これが、右肩下がりの時代に入って裏目に出る。かつての優良顧客が業績不振に陥ったり、別の企業に買収されるなどにより、取引が激減し始めたのだ。その一方で、成長著しい新興業界においては、新規顧客の開拓が進まず、他社に遅れをとってしまった。

 右肩下がりの時代において必要となるのは、取引先のポテンシャルを見極める目利き能力と、顧客のスクラップ&ビルドという考え方だ。右肩上がりの時代であれば多くの企業が成長できるため、目の前の顧客に密着するやり方でも通用する。しかし、右肩下がりの時代においては、勝ち馬を見極める目がなければ、資源を浪費するだけに終わってしまう。既存の顧客にいい顔をしようという意識自体を捨てなければいけないのだが、出来上がってしまった価値観がそれを許さないのだ。この会社では、いま「価値観の変革」が最大の課題となっている。

終身雇用制から脱却し
外部との連携を可能にする

 終身雇用制は、自社のことしか知らない人材を多数つくりだす。こうした人たちが、自社でしか通用しない仕事のやり方を次々と生み出してきた。日本企業があらゆることにおいて自社独自の仕様にこだわるのは、ここに原因がある。海外では、人材が流動的であるため、業界標準のやり方が重視される。それによって様々な企業から集まってくる人たちが協力し合って動けるのだ。それが、グローバルな連携や、他企業との協業、M&Aをも容易にしている。
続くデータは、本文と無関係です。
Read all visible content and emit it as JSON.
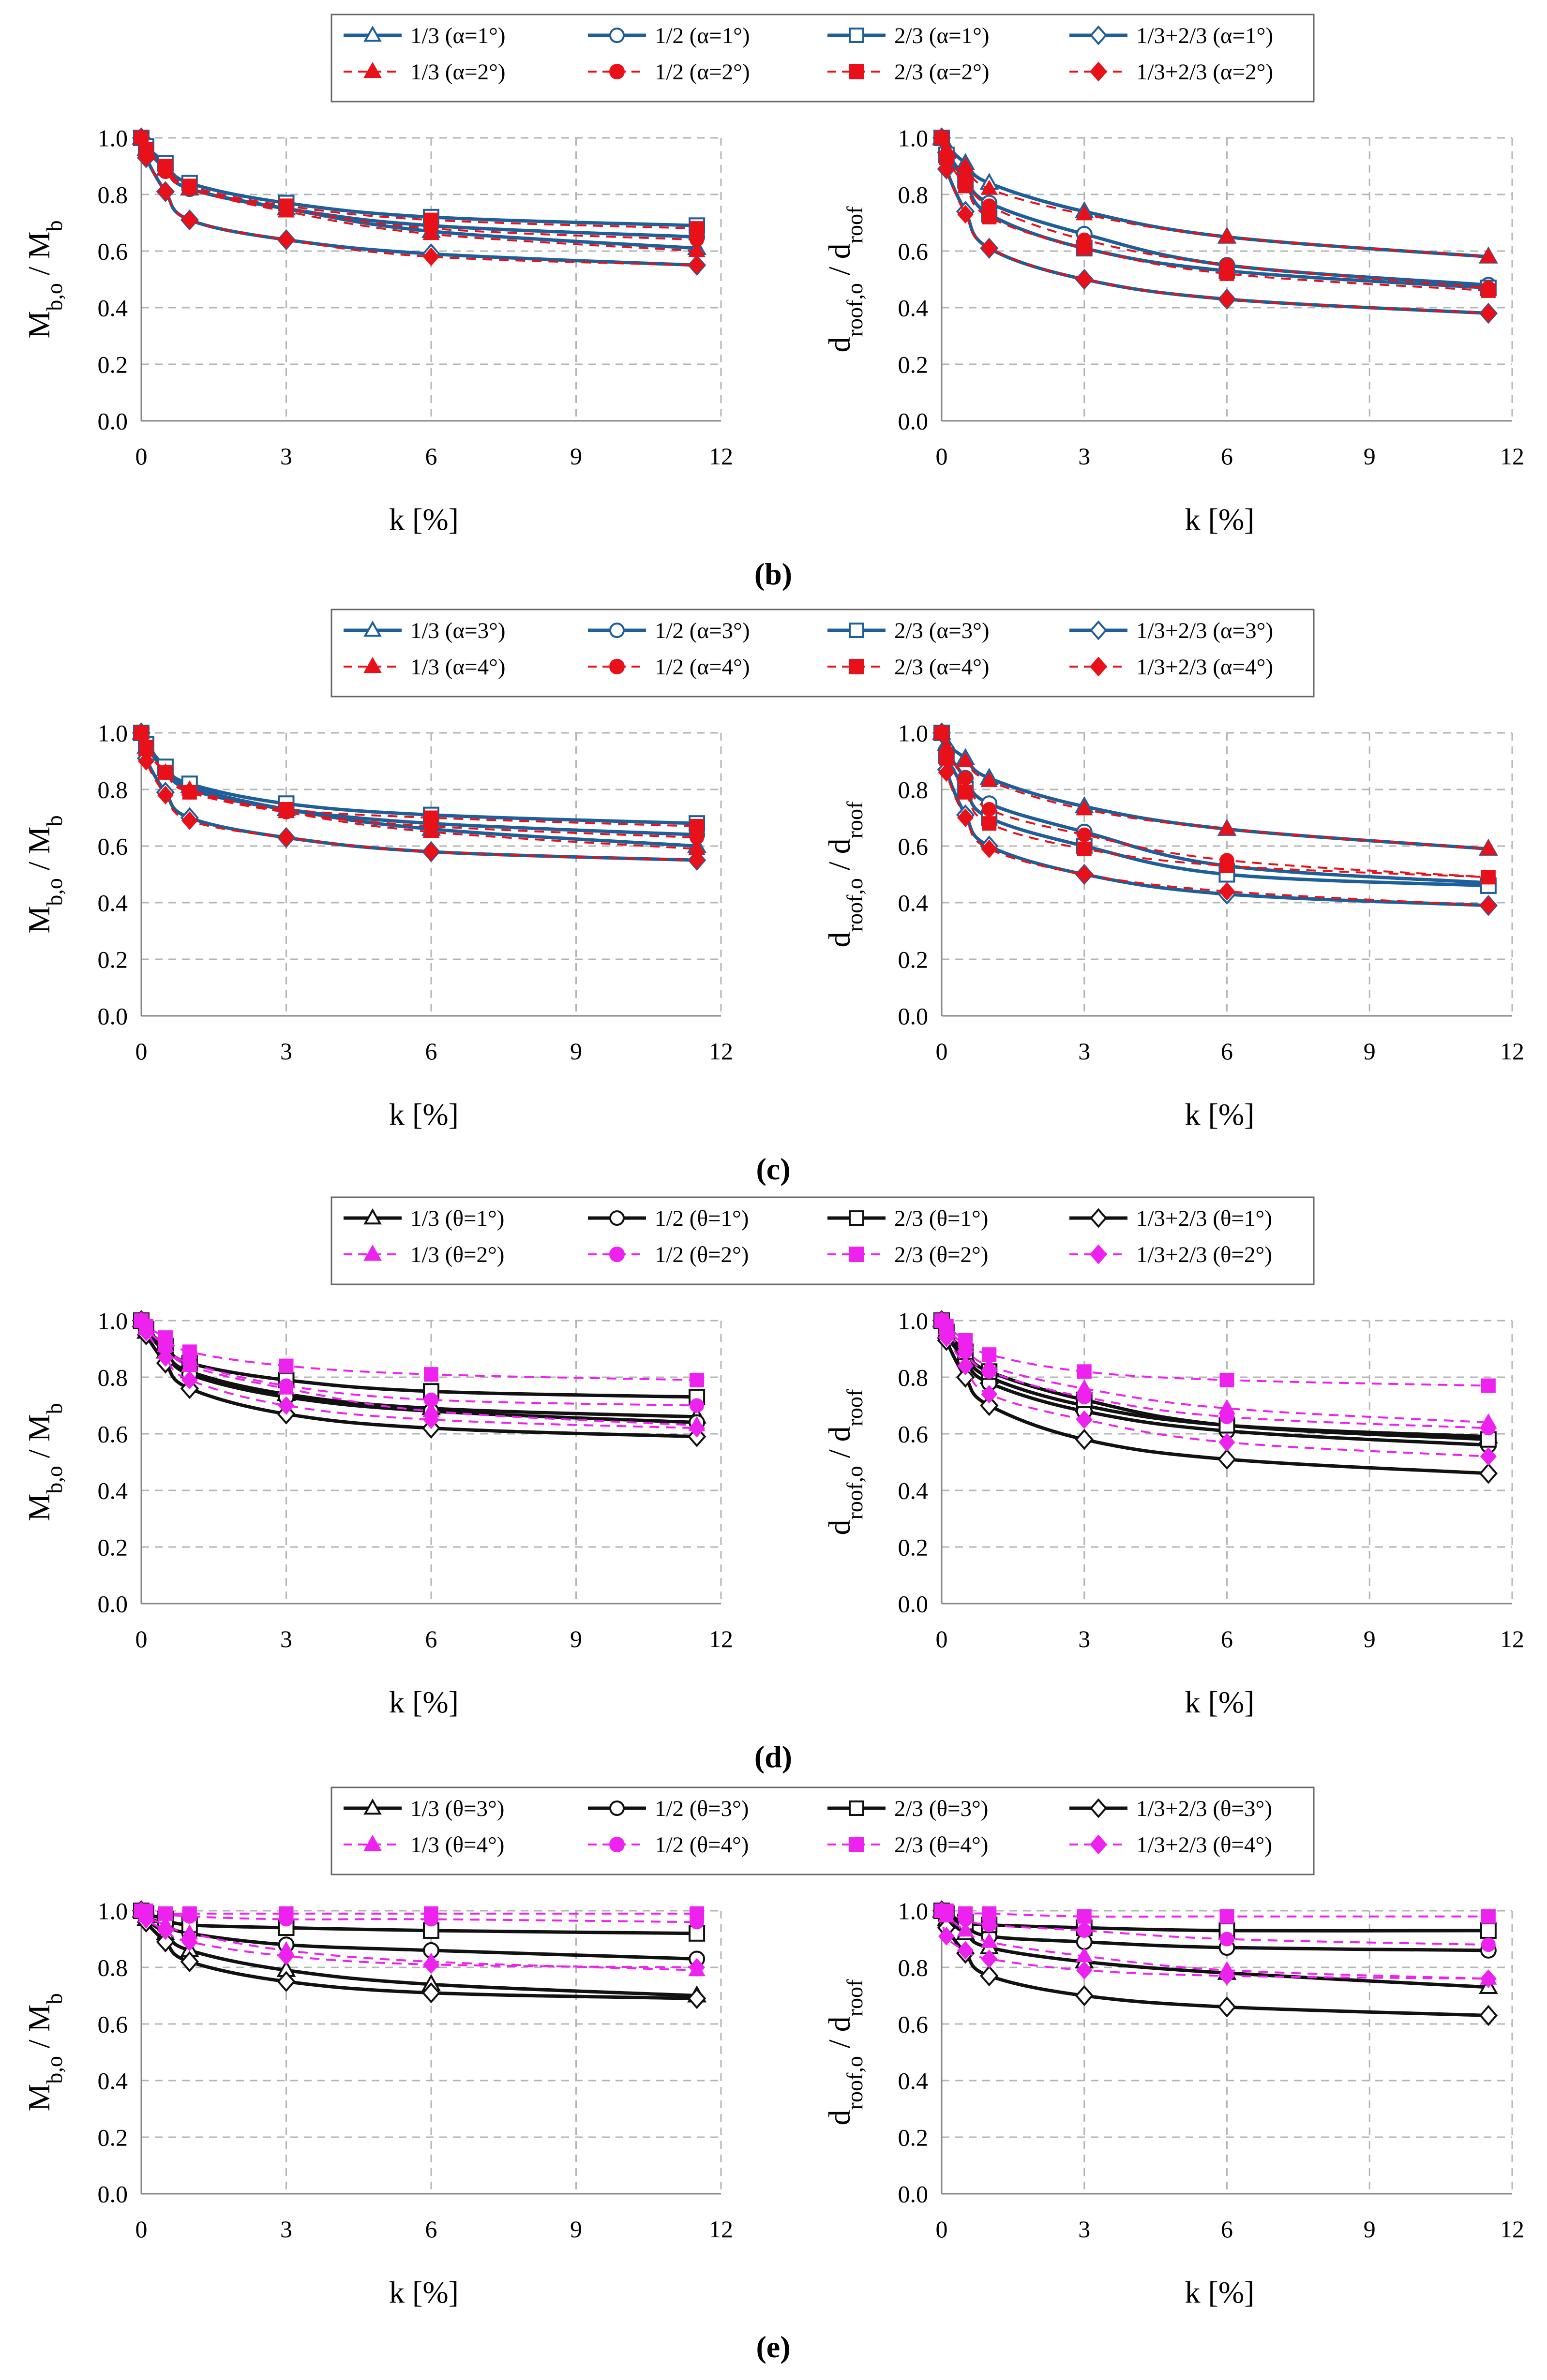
{
  "figure": {
    "panels": [
      {
        "label": "(b)",
        "legend": {
          "entries": [
            "1/3 (α=1°)",
            "1/2 (α=1°)",
            "2/3 (α=1°)",
            "1/3+2/3 (α=1°)",
            "1/3 (α=2°)",
            "1/2 (α=2°)",
            "2/3 (α=2°)",
            "1/3+2/3 (α=2°)"
          ]
        }
      },
      {
        "label": "(c)",
        "legend": {
          "entries": [
            "1/3 (α=3°)",
            "1/2 (α=3°)",
            "2/3 (α=3°)",
            "1/3+2/3 (α=3°)",
            "1/3 (α=4°)",
            "1/2 (α=4°)",
            "2/3 (α=4°)",
            "1/3+2/3 (α=4°)"
          ]
        }
      },
      {
        "label": "(d)",
        "legend": {
          "entries": [
            "1/3 (θ=1°)",
            "1/2 (θ=1°)",
            "2/3 (θ=1°)",
            "1/3+2/3 (θ=1°)",
            "1/3 (θ=2°)",
            "1/2 (θ=2°)",
            "2/3 (θ=2°)",
            "1/3+2/3 (θ=2°)"
          ]
        }
      },
      {
        "label": "(e)",
        "legend": {
          "entries": [
            "1/3 (θ=3°)",
            "1/2 (θ=3°)",
            "2/3 (θ=3°)",
            "1/3+2/3 (θ=3°)",
            "1/3 (θ=4°)",
            "1/2 (θ=4°)",
            "2/3 (θ=4°)",
            "1/3+2/3 (θ=4°)"
          ]
        }
      }
    ],
    "colors": {
      "blue": "#1F5F99",
      "red": "#E8111A",
      "black": "#111111",
      "magenta": "#EE22EE",
      "grid": "#B4B4B4",
      "axis": "#888888"
    }
  },
  "chart_data": [
    {
      "panel": "(b)",
      "side": "left",
      "type": "line",
      "xlabel": "k [%]",
      "ylabel": "M_b,o / M_b",
      "xlim": [
        0,
        12
      ],
      "ylim": [
        0,
        1.0
      ],
      "xticks": [
        "0",
        "3",
        "6",
        "9",
        "12"
      ],
      "yticks": [
        "0.0",
        "0.2",
        "0.4",
        "0.6",
        "0.8",
        "1.0"
      ],
      "x": [
        0,
        0.1,
        0.5,
        1,
        3,
        6,
        11.5
      ],
      "series": [
        {
          "name": "1/3 (α=1°)",
          "values": [
            1.0,
            0.96,
            0.89,
            0.82,
            0.75,
            0.67,
            0.61
          ]
        },
        {
          "name": "1/2 (α=1°)",
          "values": [
            1.0,
            0.96,
            0.89,
            0.82,
            0.75,
            0.69,
            0.65
          ]
        },
        {
          "name": "2/3 (α=1°)",
          "values": [
            1.0,
            0.97,
            0.91,
            0.84,
            0.77,
            0.72,
            0.69
          ]
        },
        {
          "name": "1/3+2/3 (α=1°)",
          "values": [
            1.0,
            0.93,
            0.81,
            0.71,
            0.64,
            0.59,
            0.55
          ]
        },
        {
          "name": "1/3 (α=2°)",
          "values": [
            1.0,
            0.96,
            0.89,
            0.82,
            0.74,
            0.66,
            0.6
          ]
        },
        {
          "name": "1/2 (α=2°)",
          "values": [
            1.0,
            0.95,
            0.88,
            0.82,
            0.75,
            0.68,
            0.64
          ]
        },
        {
          "name": "2/3 (α=2°)",
          "values": [
            1.0,
            0.96,
            0.9,
            0.83,
            0.76,
            0.71,
            0.68
          ]
        },
        {
          "name": "1/3+2/3 (α=2°)",
          "values": [
            1.0,
            0.93,
            0.81,
            0.71,
            0.64,
            0.58,
            0.55
          ]
        }
      ]
    },
    {
      "panel": "(b)",
      "side": "right",
      "type": "line",
      "xlabel": "k [%]",
      "ylabel": "d_roof,o / d_roof",
      "xlim": [
        0,
        12
      ],
      "ylim": [
        0,
        1.0
      ],
      "xticks": [
        "0",
        "3",
        "6",
        "9",
        "12"
      ],
      "yticks": [
        "0.0",
        "0.2",
        "0.4",
        "0.6",
        "0.8",
        "1.0"
      ],
      "x": [
        0,
        0.1,
        0.5,
        1,
        3,
        6,
        11.5
      ],
      "series": [
        {
          "name": "1/3 (α=1°)",
          "values": [
            1.0,
            0.97,
            0.91,
            0.84,
            0.74,
            0.65,
            0.58
          ]
        },
        {
          "name": "1/2 (α=1°)",
          "values": [
            1.0,
            0.95,
            0.86,
            0.77,
            0.66,
            0.55,
            0.48
          ]
        },
        {
          "name": "2/3 (α=1°)",
          "values": [
            1.0,
            0.94,
            0.85,
            0.73,
            0.61,
            0.53,
            0.47
          ]
        },
        {
          "name": "1/3+2/3 (α=1°)",
          "values": [
            1.0,
            0.89,
            0.74,
            0.61,
            0.5,
            0.43,
            0.38
          ]
        },
        {
          "name": "1/3 (α=2°)",
          "values": [
            1.0,
            0.96,
            0.9,
            0.82,
            0.73,
            0.65,
            0.58
          ]
        },
        {
          "name": "1/2 (α=2°)",
          "values": [
            1.0,
            0.94,
            0.86,
            0.76,
            0.64,
            0.55,
            0.47
          ]
        },
        {
          "name": "2/3 (α=2°)",
          "values": [
            1.0,
            0.93,
            0.83,
            0.72,
            0.61,
            0.52,
            0.46
          ]
        },
        {
          "name": "1/3+2/3 (α=2°)",
          "values": [
            1.0,
            0.89,
            0.73,
            0.61,
            0.5,
            0.43,
            0.38
          ]
        }
      ]
    },
    {
      "panel": "(c)",
      "side": "left",
      "type": "line",
      "xlabel": "k [%]",
      "ylabel": "M_b,o / M_b",
      "xlim": [
        0,
        12
      ],
      "ylim": [
        0,
        1.0
      ],
      "xticks": [
        "0",
        "3",
        "6",
        "9",
        "12"
      ],
      "yticks": [
        "0.0",
        "0.2",
        "0.4",
        "0.6",
        "0.8",
        "1.0"
      ],
      "x": [
        0,
        0.1,
        0.5,
        1,
        3,
        6,
        11.5
      ],
      "series": [
        {
          "name": "1/3 (α=3°)",
          "values": [
            1.0,
            0.95,
            0.87,
            0.81,
            0.73,
            0.66,
            0.6
          ]
        },
        {
          "name": "1/2 (α=3°)",
          "values": [
            1.0,
            0.95,
            0.87,
            0.8,
            0.73,
            0.68,
            0.64
          ]
        },
        {
          "name": "2/3 (α=3°)",
          "values": [
            1.0,
            0.96,
            0.88,
            0.82,
            0.75,
            0.71,
            0.68
          ]
        },
        {
          "name": "1/3+2/3 (α=3°)",
          "values": [
            1.0,
            0.91,
            0.79,
            0.7,
            0.63,
            0.58,
            0.55
          ]
        },
        {
          "name": "1/3 (α=4°)",
          "values": [
            1.0,
            0.94,
            0.86,
            0.8,
            0.72,
            0.65,
            0.59
          ]
        },
        {
          "name": "1/2 (α=4°)",
          "values": [
            1.0,
            0.94,
            0.86,
            0.79,
            0.72,
            0.67,
            0.63
          ]
        },
        {
          "name": "2/3 (α=4°)",
          "values": [
            1.0,
            0.95,
            0.86,
            0.79,
            0.73,
            0.7,
            0.67
          ]
        },
        {
          "name": "1/3+2/3 (α=4°)",
          "values": [
            1.0,
            0.9,
            0.78,
            0.69,
            0.63,
            0.58,
            0.55
          ]
        }
      ]
    },
    {
      "panel": "(c)",
      "side": "right",
      "type": "line",
      "xlabel": "k [%]",
      "ylabel": "d_roof,o / d_roof",
      "xlim": [
        0,
        12
      ],
      "ylim": [
        0,
        1.0
      ],
      "xticks": [
        "0",
        "3",
        "6",
        "9",
        "12"
      ],
      "yticks": [
        "0.0",
        "0.2",
        "0.4",
        "0.6",
        "0.8",
        "1.0"
      ],
      "x": [
        0,
        0.1,
        0.5,
        1,
        3,
        6,
        11.5
      ],
      "series": [
        {
          "name": "1/3 (α=3°)",
          "values": [
            1.0,
            0.96,
            0.91,
            0.84,
            0.74,
            0.66,
            0.59
          ]
        },
        {
          "name": "1/2 (α=3°)",
          "values": [
            1.0,
            0.94,
            0.84,
            0.75,
            0.65,
            0.53,
            0.47
          ]
        },
        {
          "name": "2/3 (α=3°)",
          "values": [
            1.0,
            0.92,
            0.8,
            0.7,
            0.6,
            0.5,
            0.46
          ]
        },
        {
          "name": "1/3+2/3 (α=3°)",
          "values": [
            1.0,
            0.87,
            0.71,
            0.6,
            0.5,
            0.43,
            0.39
          ]
        },
        {
          "name": "1/3 (α=4°)",
          "values": [
            1.0,
            0.95,
            0.9,
            0.83,
            0.73,
            0.66,
            0.59
          ]
        },
        {
          "name": "1/2 (α=4°)",
          "values": [
            1.0,
            0.93,
            0.84,
            0.73,
            0.64,
            0.55,
            0.49
          ]
        },
        {
          "name": "2/3 (α=4°)",
          "values": [
            1.0,
            0.91,
            0.79,
            0.68,
            0.59,
            0.53,
            0.49
          ]
        },
        {
          "name": "1/3+2/3 (α=4°)",
          "values": [
            1.0,
            0.86,
            0.7,
            0.59,
            0.5,
            0.44,
            0.39
          ]
        }
      ]
    },
    {
      "panel": "(d)",
      "side": "left",
      "type": "line",
      "xlabel": "k [%]",
      "ylabel": "M_b,o / M_b",
      "xlim": [
        0,
        12
      ],
      "ylim": [
        0,
        1.0
      ],
      "xticks": [
        "0",
        "3",
        "6",
        "9",
        "12"
      ],
      "yticks": [
        "0.0",
        "0.2",
        "0.4",
        "0.6",
        "0.8",
        "1.0"
      ],
      "x": [
        0,
        0.1,
        0.5,
        1,
        3,
        6,
        11.5
      ],
      "series": [
        {
          "name": "1/3 (θ=1°)",
          "values": [
            1.0,
            0.96,
            0.89,
            0.82,
            0.74,
            0.69,
            0.66
          ]
        },
        {
          "name": "1/2 (θ=1°)",
          "values": [
            1.0,
            0.96,
            0.89,
            0.81,
            0.73,
            0.68,
            0.64
          ]
        },
        {
          "name": "2/3 (θ=1°)",
          "values": [
            1.0,
            0.97,
            0.91,
            0.85,
            0.79,
            0.75,
            0.73
          ]
        },
        {
          "name": "1/3+2/3 (θ=1°)",
          "values": [
            1.0,
            0.95,
            0.85,
            0.76,
            0.67,
            0.62,
            0.59
          ]
        },
        {
          "name": "1/3 (θ=2°)",
          "values": [
            1.0,
            0.97,
            0.91,
            0.84,
            0.76,
            0.68,
            0.63
          ]
        },
        {
          "name": "1/2 (θ=2°)",
          "values": [
            1.0,
            0.97,
            0.91,
            0.85,
            0.77,
            0.72,
            0.7
          ]
        },
        {
          "name": "2/3 (θ=2°)",
          "values": [
            1.0,
            0.98,
            0.94,
            0.89,
            0.84,
            0.81,
            0.79
          ]
        },
        {
          "name": "1/3+2/3 (θ=2°)",
          "values": [
            1.0,
            0.96,
            0.87,
            0.79,
            0.7,
            0.65,
            0.62
          ]
        }
      ]
    },
    {
      "panel": "(d)",
      "side": "right",
      "type": "line",
      "xlabel": "k [%]",
      "ylabel": "d_roof,o / d_roof",
      "xlim": [
        0,
        12
      ],
      "ylim": [
        0,
        1.0
      ],
      "xticks": [
        "0",
        "3",
        "6",
        "9",
        "12"
      ],
      "yticks": [
        "0.0",
        "0.2",
        "0.4",
        "0.6",
        "0.8",
        "1.0"
      ],
      "x": [
        0,
        0.1,
        0.5,
        1,
        3,
        6,
        11.5
      ],
      "series": [
        {
          "name": "1/3 (θ=1°)",
          "values": [
            1.0,
            0.96,
            0.88,
            0.8,
            0.7,
            0.63,
            0.59
          ]
        },
        {
          "name": "1/2 (θ=1°)",
          "values": [
            1.0,
            0.95,
            0.86,
            0.78,
            0.68,
            0.61,
            0.56
          ]
        },
        {
          "name": "2/3 (θ=1°)",
          "values": [
            1.0,
            0.96,
            0.89,
            0.82,
            0.72,
            0.63,
            0.58
          ]
        },
        {
          "name": "1/3+2/3 (θ=1°)",
          "values": [
            1.0,
            0.93,
            0.8,
            0.7,
            0.58,
            0.51,
            0.46
          ]
        },
        {
          "name": "1/3 (θ=2°)",
          "values": [
            1.0,
            0.97,
            0.91,
            0.84,
            0.76,
            0.69,
            0.64
          ]
        },
        {
          "name": "1/2 (θ=2°)",
          "values": [
            1.0,
            0.96,
            0.89,
            0.82,
            0.73,
            0.66,
            0.62
          ]
        },
        {
          "name": "2/3 (θ=2°)",
          "values": [
            1.0,
            0.98,
            0.93,
            0.88,
            0.82,
            0.79,
            0.77
          ]
        },
        {
          "name": "1/3+2/3 (θ=2°)",
          "values": [
            1.0,
            0.94,
            0.84,
            0.74,
            0.65,
            0.57,
            0.52
          ]
        }
      ]
    },
    {
      "panel": "(e)",
      "side": "left",
      "type": "line",
      "xlabel": "k [%]",
      "ylabel": "M_b,o / M_b",
      "xlim": [
        0,
        12
      ],
      "ylim": [
        0,
        1.0
      ],
      "xticks": [
        "0",
        "3",
        "6",
        "9",
        "12"
      ],
      "yticks": [
        "0.0",
        "0.2",
        "0.4",
        "0.6",
        "0.8",
        "1.0"
      ],
      "x": [
        0,
        0.1,
        0.5,
        1,
        3,
        6,
        11.5
      ],
      "series": [
        {
          "name": "1/3 (θ=3°)",
          "values": [
            1.0,
            0.97,
            0.92,
            0.86,
            0.79,
            0.74,
            0.7
          ]
        },
        {
          "name": "1/2 (θ=3°)",
          "values": [
            1.0,
            0.98,
            0.95,
            0.92,
            0.88,
            0.86,
            0.83
          ]
        },
        {
          "name": "2/3 (θ=3°)",
          "values": [
            1.0,
            0.99,
            0.97,
            0.95,
            0.94,
            0.93,
            0.92
          ]
        },
        {
          "name": "1/3+2/3 (θ=3°)",
          "values": [
            1.0,
            0.96,
            0.89,
            0.82,
            0.75,
            0.71,
            0.69
          ]
        },
        {
          "name": "1/3 (θ=4°)",
          "values": [
            1.0,
            0.98,
            0.95,
            0.92,
            0.86,
            0.82,
            0.79
          ]
        },
        {
          "name": "1/2 (θ=4°)",
          "values": [
            1.0,
            1.0,
            0.99,
            0.98,
            0.97,
            0.97,
            0.96
          ]
        },
        {
          "name": "2/3 (θ=4°)",
          "values": [
            1.0,
            1.0,
            0.99,
            0.99,
            0.99,
            0.99,
            0.99
          ]
        },
        {
          "name": "1/3+2/3 (θ=4°)",
          "values": [
            1.0,
            0.97,
            0.93,
            0.89,
            0.84,
            0.81,
            0.8
          ]
        }
      ]
    },
    {
      "panel": "(e)",
      "side": "right",
      "type": "line",
      "xlabel": "k [%]",
      "ylabel": "d_roof,o / d_roof",
      "xlim": [
        0,
        12
      ],
      "ylim": [
        0,
        1.0
      ],
      "xticks": [
        "0",
        "3",
        "6",
        "9",
        "12"
      ],
      "yticks": [
        "0.0",
        "0.2",
        "0.4",
        "0.6",
        "0.8",
        "1.0"
      ],
      "x": [
        0,
        0.1,
        0.5,
        1,
        3,
        6,
        11.5
      ],
      "series": [
        {
          "name": "1/3 (θ=3°)",
          "values": [
            1.0,
            0.97,
            0.92,
            0.87,
            0.82,
            0.78,
            0.73
          ]
        },
        {
          "name": "1/2 (θ=3°)",
          "values": [
            1.0,
            0.98,
            0.95,
            0.91,
            0.89,
            0.87,
            0.86
          ]
        },
        {
          "name": "2/3 (θ=3°)",
          "values": [
            1.0,
            0.99,
            0.96,
            0.95,
            0.94,
            0.93,
            0.93
          ]
        },
        {
          "name": "1/3+2/3 (θ=3°)",
          "values": [
            1.0,
            0.94,
            0.85,
            0.77,
            0.7,
            0.66,
            0.63
          ]
        },
        {
          "name": "1/3 (θ=4°)",
          "values": [
            1.0,
            0.98,
            0.93,
            0.89,
            0.84,
            0.79,
            0.76
          ]
        },
        {
          "name": "1/2 (θ=4°)",
          "values": [
            1.0,
            0.99,
            0.97,
            0.95,
            0.93,
            0.9,
            0.88
          ]
        },
        {
          "name": "2/3 (θ=4°)",
          "values": [
            1.0,
            1.0,
            0.99,
            0.99,
            0.98,
            0.98,
            0.98
          ]
        },
        {
          "name": "1/3+2/3 (θ=4°)",
          "values": [
            1.0,
            0.91,
            0.86,
            0.83,
            0.79,
            0.77,
            0.76
          ]
        }
      ]
    }
  ]
}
 日本企業は顧客に密着して、徹底的にカスタマイズすることを得意とするが、一方で、業界スタンダードを獲得することの重要性を、本質的には理解できていない。また、日本の常識しか見えない人をつくることで、新興国のビジネスに乗り遅れてしまった。独自仕様の追求はコスト高につながり、いまでは、頼りの国内ですら利益をあげることが難しくなってきている。我々は雇用慣行をも壊すべき時期に来ているといえよう。